The paper presents a series of experiments conducted with contemporary computer vision algorithms to validate the dataset's utility. A key experiment re-evaluates multi-object tracking performance using Faster-RCNN, and results indicate that performance using synthetic data is close to real data, echoing findings from the earlier version. Comparative tests on different weather conditions underscore that while fog and rain variations present challenges, most geometry manipulations have minimal impact.

The paper also explores stereo matching capabilities by deploying GANet and demonstrates that the synthetic stereo pairs exhibit performance comparable to real data under controlled conditions.
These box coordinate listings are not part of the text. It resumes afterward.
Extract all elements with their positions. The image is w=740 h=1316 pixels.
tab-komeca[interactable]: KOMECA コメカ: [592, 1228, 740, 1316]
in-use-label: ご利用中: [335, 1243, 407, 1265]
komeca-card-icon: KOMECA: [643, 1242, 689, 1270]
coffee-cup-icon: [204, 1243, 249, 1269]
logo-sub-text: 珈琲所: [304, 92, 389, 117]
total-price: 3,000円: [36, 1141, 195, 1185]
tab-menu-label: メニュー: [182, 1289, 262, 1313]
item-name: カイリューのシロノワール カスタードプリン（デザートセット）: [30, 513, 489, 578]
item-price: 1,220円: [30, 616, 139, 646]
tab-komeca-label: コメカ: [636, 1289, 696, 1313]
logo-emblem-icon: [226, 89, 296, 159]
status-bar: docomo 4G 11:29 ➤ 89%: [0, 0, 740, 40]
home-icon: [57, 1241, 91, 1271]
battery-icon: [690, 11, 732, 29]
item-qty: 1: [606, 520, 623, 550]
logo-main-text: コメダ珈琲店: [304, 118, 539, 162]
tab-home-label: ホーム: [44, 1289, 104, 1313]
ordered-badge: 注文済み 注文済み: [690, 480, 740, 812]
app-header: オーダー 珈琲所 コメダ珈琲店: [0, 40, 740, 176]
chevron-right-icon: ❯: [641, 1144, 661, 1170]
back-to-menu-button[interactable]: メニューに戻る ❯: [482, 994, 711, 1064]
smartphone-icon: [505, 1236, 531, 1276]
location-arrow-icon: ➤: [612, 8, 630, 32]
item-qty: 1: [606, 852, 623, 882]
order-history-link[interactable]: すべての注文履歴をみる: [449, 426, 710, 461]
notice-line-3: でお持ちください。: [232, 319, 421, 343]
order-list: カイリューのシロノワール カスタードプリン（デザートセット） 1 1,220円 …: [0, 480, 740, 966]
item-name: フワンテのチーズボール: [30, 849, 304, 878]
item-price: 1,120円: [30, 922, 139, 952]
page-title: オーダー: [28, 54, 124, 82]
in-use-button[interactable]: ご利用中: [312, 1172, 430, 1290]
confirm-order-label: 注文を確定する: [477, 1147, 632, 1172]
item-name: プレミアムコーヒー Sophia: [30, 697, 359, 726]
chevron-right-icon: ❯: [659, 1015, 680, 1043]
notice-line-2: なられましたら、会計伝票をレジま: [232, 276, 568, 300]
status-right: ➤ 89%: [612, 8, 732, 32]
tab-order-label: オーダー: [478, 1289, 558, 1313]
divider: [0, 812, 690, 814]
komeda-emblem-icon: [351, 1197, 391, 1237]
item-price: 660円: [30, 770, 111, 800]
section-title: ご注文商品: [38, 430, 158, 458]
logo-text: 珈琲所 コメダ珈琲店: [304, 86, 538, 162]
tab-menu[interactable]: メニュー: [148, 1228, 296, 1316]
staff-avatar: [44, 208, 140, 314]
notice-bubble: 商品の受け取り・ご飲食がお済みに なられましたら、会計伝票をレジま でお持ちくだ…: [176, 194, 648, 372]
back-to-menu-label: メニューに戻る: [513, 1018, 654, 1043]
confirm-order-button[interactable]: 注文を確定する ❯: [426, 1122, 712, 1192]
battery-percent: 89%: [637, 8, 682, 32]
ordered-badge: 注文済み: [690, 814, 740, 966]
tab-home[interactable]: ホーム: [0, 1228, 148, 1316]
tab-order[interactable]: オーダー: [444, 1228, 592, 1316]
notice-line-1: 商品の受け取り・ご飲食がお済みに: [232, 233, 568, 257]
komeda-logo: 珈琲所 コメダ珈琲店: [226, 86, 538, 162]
Significant variations arise under challenging conditions like fog, emphasizing the dataset's role in stress-testing algorithms before deployment.

With regards to monocular depth and pose estimation, results acquired using SfmLearner highlight that the realistic lighting and spatial coherence in Virtual KITTI 2 allow for transferring trained models to similar real-world tasks, with promising accuracy, especially under unchanged conditions.

Lastly, semantic segmentation experiments using Adapnet++ show that RGB models achieve robust performance across varied environmental conditions in Virtual KITTI 2, underscoring its utility for domain adaptation research in semantic segmentation tasks.

Implications and Future Directions

Virtual KITTI 2 demonstrates the role synthetic datasets can play in reducing reliance on costly real-world data collection, affording researchers a flexible and controlled platform to iterate and test autonomous vehicle algorithms under diverse conditions. Enhanced photorealism and comprehensive ground-truth data support a wide array of computer vision tasks, offering a valuable resource for advancing semi-supervised and unsupervised learning methodologies.

Future trajectories might focus on further integrating advanced environment dynamics or exploring augmentation techniques that preserve data fidelity while enhancing model training diversity. Additionally, leveraging Virtual KITTI 2 for domain adaptation research could further blur the line between synthetic and real data, establishing a baseline for future synthetic dataset development.